2/21/2007 8:10:06 AM
If he is in D1 then he has to play at the same school unless he transfers to a D2 school. If he goes to another team in the same division then he would have to sit out one year and then that medical redshirt year would be wasted.
2/21/2007 8:12:39 AM
wait how is it wasted? he would get ONE year to play on the new team right?
2/21/2007 8:13:37 AM
I think when you transfer you have to sit out one year before playing for that team. I think You lose a year of eligibility unless you haven't burned a redshirt, then you can redshirt. I don't know the actual rule on this though. This is for only transferring to another D1 school. You can go straight to playing in a D2 school.
2/21/2007 8:22:36 AM
^^ Exactly you have to sit out one year and use a year of elegiabilty. So if all you have is one year of a medical redshirt then you will use that year.
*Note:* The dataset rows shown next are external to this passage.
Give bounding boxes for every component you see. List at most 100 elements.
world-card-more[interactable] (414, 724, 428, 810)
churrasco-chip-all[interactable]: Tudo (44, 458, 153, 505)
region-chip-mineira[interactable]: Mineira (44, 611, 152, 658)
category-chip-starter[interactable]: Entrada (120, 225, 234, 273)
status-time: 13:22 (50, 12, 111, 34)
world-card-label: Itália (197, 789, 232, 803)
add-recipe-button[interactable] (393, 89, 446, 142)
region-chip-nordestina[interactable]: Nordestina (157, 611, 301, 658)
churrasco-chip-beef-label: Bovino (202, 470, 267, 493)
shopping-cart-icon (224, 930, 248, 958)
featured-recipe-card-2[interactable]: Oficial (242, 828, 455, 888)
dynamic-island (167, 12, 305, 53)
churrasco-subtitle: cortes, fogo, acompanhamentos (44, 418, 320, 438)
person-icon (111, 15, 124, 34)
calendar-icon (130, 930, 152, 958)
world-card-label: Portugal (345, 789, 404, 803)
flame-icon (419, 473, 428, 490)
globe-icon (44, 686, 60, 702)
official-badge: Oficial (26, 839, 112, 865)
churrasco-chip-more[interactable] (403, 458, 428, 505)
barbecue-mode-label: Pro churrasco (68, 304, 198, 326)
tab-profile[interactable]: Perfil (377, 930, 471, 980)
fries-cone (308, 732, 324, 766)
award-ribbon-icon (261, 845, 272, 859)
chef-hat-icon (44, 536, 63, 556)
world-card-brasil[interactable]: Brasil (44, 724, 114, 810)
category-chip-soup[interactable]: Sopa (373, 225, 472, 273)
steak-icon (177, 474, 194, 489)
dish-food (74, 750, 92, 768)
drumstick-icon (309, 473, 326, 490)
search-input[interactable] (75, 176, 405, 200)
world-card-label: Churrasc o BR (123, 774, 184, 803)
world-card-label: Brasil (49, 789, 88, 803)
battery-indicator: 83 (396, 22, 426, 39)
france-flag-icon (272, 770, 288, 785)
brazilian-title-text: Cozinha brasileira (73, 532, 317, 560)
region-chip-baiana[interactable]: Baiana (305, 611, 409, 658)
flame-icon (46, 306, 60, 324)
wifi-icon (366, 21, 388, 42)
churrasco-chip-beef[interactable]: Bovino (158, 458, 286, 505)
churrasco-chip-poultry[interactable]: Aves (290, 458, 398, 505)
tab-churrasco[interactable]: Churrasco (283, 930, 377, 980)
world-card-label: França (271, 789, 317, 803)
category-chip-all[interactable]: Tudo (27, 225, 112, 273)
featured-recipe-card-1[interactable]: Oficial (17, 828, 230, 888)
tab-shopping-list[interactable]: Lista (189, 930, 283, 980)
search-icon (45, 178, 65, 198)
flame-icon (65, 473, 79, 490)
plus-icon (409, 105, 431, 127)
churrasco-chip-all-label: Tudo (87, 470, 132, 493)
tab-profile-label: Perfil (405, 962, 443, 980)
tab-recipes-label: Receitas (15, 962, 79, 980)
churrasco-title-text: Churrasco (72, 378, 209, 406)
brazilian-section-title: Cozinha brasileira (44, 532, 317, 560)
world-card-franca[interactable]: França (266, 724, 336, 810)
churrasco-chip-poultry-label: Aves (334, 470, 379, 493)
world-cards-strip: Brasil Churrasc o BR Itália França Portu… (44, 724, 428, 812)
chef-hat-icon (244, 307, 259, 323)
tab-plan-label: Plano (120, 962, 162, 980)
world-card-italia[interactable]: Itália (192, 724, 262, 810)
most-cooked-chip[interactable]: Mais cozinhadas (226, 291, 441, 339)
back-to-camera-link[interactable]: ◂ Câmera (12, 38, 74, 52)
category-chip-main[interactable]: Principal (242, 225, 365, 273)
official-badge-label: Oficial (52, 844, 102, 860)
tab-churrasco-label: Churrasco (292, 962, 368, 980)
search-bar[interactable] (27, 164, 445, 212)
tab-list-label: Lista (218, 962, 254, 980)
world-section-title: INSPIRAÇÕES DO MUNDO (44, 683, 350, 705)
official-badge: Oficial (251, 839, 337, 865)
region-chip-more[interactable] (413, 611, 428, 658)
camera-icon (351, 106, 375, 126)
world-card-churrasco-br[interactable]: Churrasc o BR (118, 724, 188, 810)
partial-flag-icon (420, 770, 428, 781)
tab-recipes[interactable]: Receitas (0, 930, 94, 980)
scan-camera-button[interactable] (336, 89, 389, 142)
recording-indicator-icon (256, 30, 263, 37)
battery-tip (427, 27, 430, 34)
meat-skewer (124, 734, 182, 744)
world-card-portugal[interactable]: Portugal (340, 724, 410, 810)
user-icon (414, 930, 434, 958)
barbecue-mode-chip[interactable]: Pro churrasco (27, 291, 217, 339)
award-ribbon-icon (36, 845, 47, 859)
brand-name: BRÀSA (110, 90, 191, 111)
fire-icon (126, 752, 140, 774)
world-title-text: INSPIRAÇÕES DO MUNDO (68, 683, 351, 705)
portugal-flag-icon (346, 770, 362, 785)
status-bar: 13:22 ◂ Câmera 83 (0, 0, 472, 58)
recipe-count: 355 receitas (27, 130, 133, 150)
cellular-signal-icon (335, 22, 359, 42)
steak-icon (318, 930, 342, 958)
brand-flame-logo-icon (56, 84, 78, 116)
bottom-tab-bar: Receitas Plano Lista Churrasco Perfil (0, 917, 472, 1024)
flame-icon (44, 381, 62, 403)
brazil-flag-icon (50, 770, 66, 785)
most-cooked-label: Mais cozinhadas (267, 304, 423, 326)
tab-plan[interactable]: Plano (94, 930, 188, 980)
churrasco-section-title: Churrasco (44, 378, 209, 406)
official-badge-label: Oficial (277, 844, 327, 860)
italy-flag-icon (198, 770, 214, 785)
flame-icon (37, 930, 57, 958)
Thats why you don't see many juniors leave teams to go play some where else.
2/21/2007 8:24:57 AM
under the new NCAA rule, if you have already graduated but have not exhausted your eligibility, you are allowed to transfer within division without sitting out a year. it happened to ASU when Kevin Kruger left for UNLVso in your hypothetical, the dude needs to graduate real quick, grab his redshirt then transfer. then by the time he's healthy he'll be able to play immediately without sitting out
2/21/2007 10:00:26 AM
2/21/2007 12:45:58 PM
there are also special cases where the NCAA allows you to transfer without sitting out year. Liek the RB at Clemson that transferred there to be closer to his sick mom.
2/21/2007 2:24:14 PM
speaking of medical redshirts, whats lurch doing back on the bench?